A taste of Hawaii in Italy. It’s always around this time of year when the nostalgia for comfort food kicks in with great appetite. In particular, this flavorful stew of pork and grated bananas which I’m beginning to think is something found only in the Aloha State. Search results are sadly lacking on the how-to’s of this island favorite, so I thought why not share the love? Patele (or pastele) is a savory filling of cooked pork wrapped in masa — a mixture of grated green bananas flavored with achiote oil — which is then bundled in ti or banana leaves and boiled until done. Patele stew is a different take on that dish; a thick, textured, delectable mass that I could endlessly elaborate on how delicious it is. Introduced by immigrants from Puerto Rico, no wonder cooks hesitate to share their family secrets online. Hawaii folks go nuts over wrapped patele, but since the process of making them requires time and effort, they’re not an item that everyone chooses to prepare at home. A lot easier to buy, and those in-the-know find the tasty bundles in small local eateries, on the menu of lunchwagons, and on tables, naturally, of puerto rican relatives.
Every family will have their own method to preparing patele stew, and usually it’s quite a lot! The good thing about this stew is that it can be portioned and frozen for future meals. To serve, simply thaw and heat, thinning with water if necessary. Serves 8-10.
Patele Stew Recipe
This is a true work of love, as several steps go into the making. To simplify the process, prep the achiote oil and masa ahead of time. The oil keeps well in a cool place, and the masa can be frozen for several weeks.

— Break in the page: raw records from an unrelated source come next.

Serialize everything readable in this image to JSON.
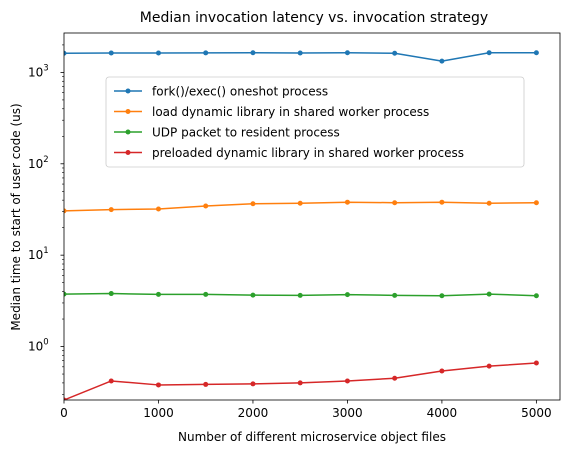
{
  "chart_data": {
    "type": "line",
    "title": "Median invocation latency vs. invocation strategy",
    "xlabel": "Number of different microservice object files",
    "ylabel": "Median time to start of user code (us)",
    "xlim": [
      0,
      5250
    ],
    "ylim": [
      0.26,
      2700
    ],
    "yscale": "log",
    "x_ticks": [
      0,
      1000,
      2000,
      3000,
      4000,
      5000
    ],
    "x_tick_labels": [
      "0",
      "1000",
      "2000",
      "3000",
      "4000",
      "5000"
    ],
    "y_ticks": [
      1,
      10,
      100,
      1000
    ],
    "y_tick_labels": [
      "10",
      "10",
      "10",
      "10"
    ],
    "y_tick_exponents": [
      "0",
      "1",
      "2",
      "3"
    ],
    "grid": false,
    "legend_position": "upper center",
    "x": [
      0,
      500,
      1000,
      1500,
      2000,
      2500,
      3000,
      3500,
      4000,
      4500,
      5000
    ],
    "series": [
      {
        "name": "fork()/exec() oneshot process",
        "color": "#1f77b4",
        "values": [
          1620,
          1630,
          1630,
          1635,
          1640,
          1630,
          1640,
          1620,
          1330,
          1640,
          1640
        ]
      },
      {
        "name": "load dynamic library in shared worker process",
        "color": "#ff7f0e",
        "values": [
          30.5,
          31.5,
          32.0,
          34.5,
          36.5,
          37.0,
          38.0,
          37.5,
          38.0,
          37.0,
          37.5
        ]
      },
      {
        "name": "UDP packet to resident process",
        "color": "#2ca02c",
        "values": [
          3.75,
          3.8,
          3.72,
          3.72,
          3.65,
          3.63,
          3.7,
          3.63,
          3.6,
          3.75,
          3.6
        ]
      },
      {
        "name": "preloaded dynamic library in shared worker process",
        "color": "#d62728",
        "values": [
          0.26,
          0.42,
          0.38,
          0.385,
          0.39,
          0.4,
          0.42,
          0.45,
          0.54,
          0.61,
          0.66
        ]
      }
    ]
  }
}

2 pounds boneless pork butt, cubed about 3/4 inch (don’t trim too much of the fat if any)
6 tablespoons achiote oil (recipe below)
1 large onion, chopped
2 large cloves garlic, minced
3 teaspoons ground cumin
1½ tablespoons salt
2 bay leaves
1 cup chopped cilantro (I use the stems too)
½ cup tomato sauce
1 (15oz.) can pitted olives
10 cups water
1½ pounds masa (recipe below)
ground black pepper
extra freshly chopped cilantro for garnish
In a very large pot or dutch oven, heat the 6 tablespoons of achiote oil over medium heat. Add the onions, garlic, cumin, salt, bay leaves, cilantro and pork. Stir and cook for about 10 minutes, until onions have softened but not browned.

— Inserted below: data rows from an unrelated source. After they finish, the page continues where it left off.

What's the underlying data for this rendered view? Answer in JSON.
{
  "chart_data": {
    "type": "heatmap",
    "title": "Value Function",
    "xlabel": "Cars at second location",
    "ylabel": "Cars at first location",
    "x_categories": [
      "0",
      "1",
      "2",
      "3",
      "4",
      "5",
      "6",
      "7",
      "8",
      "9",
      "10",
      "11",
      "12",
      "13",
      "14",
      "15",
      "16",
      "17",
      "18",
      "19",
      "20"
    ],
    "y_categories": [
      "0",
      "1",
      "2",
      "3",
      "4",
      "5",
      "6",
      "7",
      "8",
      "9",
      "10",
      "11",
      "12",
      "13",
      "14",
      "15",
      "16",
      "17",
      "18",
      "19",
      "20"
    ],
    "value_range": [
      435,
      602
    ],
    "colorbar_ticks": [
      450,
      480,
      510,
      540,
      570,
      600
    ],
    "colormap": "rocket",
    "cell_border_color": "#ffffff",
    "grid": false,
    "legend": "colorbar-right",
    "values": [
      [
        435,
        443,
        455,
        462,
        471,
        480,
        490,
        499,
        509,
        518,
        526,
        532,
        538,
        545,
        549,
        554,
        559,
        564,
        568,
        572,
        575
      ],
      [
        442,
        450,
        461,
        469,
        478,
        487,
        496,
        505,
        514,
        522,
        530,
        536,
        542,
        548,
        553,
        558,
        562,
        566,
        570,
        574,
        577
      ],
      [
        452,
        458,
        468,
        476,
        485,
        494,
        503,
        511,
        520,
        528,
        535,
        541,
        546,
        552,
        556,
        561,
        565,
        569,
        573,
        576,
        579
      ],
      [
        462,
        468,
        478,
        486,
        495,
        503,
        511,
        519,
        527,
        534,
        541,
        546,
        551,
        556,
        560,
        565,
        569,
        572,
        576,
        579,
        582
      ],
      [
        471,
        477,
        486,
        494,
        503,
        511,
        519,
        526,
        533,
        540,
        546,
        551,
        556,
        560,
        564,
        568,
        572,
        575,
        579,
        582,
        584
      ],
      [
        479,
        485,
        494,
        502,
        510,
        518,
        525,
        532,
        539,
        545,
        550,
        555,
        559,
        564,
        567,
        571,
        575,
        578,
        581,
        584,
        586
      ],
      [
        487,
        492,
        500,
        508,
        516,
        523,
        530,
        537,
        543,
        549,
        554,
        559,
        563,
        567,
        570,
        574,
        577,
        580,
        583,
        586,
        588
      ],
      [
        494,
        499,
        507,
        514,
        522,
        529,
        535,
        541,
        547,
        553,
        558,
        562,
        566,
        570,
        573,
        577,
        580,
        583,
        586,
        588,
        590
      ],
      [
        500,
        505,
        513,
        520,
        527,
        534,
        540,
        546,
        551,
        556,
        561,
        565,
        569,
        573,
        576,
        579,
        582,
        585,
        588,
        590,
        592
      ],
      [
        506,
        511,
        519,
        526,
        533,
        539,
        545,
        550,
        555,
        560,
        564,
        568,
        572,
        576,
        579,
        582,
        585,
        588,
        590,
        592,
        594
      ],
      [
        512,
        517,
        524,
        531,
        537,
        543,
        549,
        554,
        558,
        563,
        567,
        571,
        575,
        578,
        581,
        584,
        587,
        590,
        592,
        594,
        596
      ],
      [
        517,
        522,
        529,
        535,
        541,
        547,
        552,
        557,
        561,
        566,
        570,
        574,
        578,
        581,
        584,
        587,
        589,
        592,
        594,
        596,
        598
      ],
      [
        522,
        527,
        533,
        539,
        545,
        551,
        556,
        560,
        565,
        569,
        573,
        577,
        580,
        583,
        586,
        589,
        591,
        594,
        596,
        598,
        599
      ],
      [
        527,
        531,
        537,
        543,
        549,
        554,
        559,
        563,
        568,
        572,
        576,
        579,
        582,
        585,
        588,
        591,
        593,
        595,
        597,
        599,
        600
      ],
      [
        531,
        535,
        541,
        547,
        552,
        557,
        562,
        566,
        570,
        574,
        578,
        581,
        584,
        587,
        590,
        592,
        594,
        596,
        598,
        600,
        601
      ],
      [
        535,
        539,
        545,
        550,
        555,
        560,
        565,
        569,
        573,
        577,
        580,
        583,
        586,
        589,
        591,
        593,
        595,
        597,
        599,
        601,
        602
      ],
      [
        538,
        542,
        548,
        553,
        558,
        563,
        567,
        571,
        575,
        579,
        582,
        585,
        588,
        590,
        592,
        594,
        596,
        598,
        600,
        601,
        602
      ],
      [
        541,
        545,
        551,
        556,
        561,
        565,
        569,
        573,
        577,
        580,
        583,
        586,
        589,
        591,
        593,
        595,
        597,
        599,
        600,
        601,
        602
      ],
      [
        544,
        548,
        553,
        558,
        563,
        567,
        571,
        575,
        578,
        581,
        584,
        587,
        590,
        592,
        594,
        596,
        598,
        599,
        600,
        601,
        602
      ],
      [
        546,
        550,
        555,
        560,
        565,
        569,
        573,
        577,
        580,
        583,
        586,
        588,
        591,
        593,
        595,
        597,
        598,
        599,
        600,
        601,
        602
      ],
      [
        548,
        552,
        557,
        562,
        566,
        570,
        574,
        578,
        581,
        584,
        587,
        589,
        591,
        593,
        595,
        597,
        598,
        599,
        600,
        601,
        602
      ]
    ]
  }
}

Next add the tomato sauce, olives and their liquid, and 4 cups of the water. Lower the heat to a simmer and cook, uncovered for 30 minutes, stirring occasionally.
Now add the masa and the rest of the water (6 cups). Taste and adjust for salt. Cover and continue to simmer for 1 hour, stirring and checking from time to time to avoid scorching. The stew should thicken nicely, but if it looks to be too thick, add more water to thin. Season with freshly ground pepper. Serve over steaming white rice and garnish with chopped cilantro if desired.
For the achiote oil:
2 oz. packet *achiote seeds (1/3 cup)
1 1/3 cup olive oil
Heat the achiote seeds and olive oil over medium heat for about 5 minutes until the oil has taken on the reddish color of the seeds. Cool and store in a tightly sealed jar.
For the masa:
4 – 5 large green bananas or plantains
½ cup achiote oil (see above)
salt to taste
Peel bananas and place in lightly salted water. I find that halving them lengthwise and using gloves makes the job easier (green bananas leave a sticky sap). Grate on smallest opening of a food processor or cheese grater. In a bowl, combine grated bananas and achiote oil thoroughly, seasoning lightly with salt. Store in a heavy ziploc bag in the refrigerator, and use within 1-2 days, or freeze until needed.
Note: The trick to making good masa are green bananas (and I mean very firm, unripe green) and a grater that will allow you to achieve the proper texture. I do not suggest using the cutting blade of a food processor or blender; it will produce too coarse of a result (or too gritty if overdone). The smallest hole of a kitchen grater should do. My brother-in-law shared a nostalgic story of how his grandma used a tin plate that had been punctured with holes made from a nail. Necessity is always the mother of invention, no?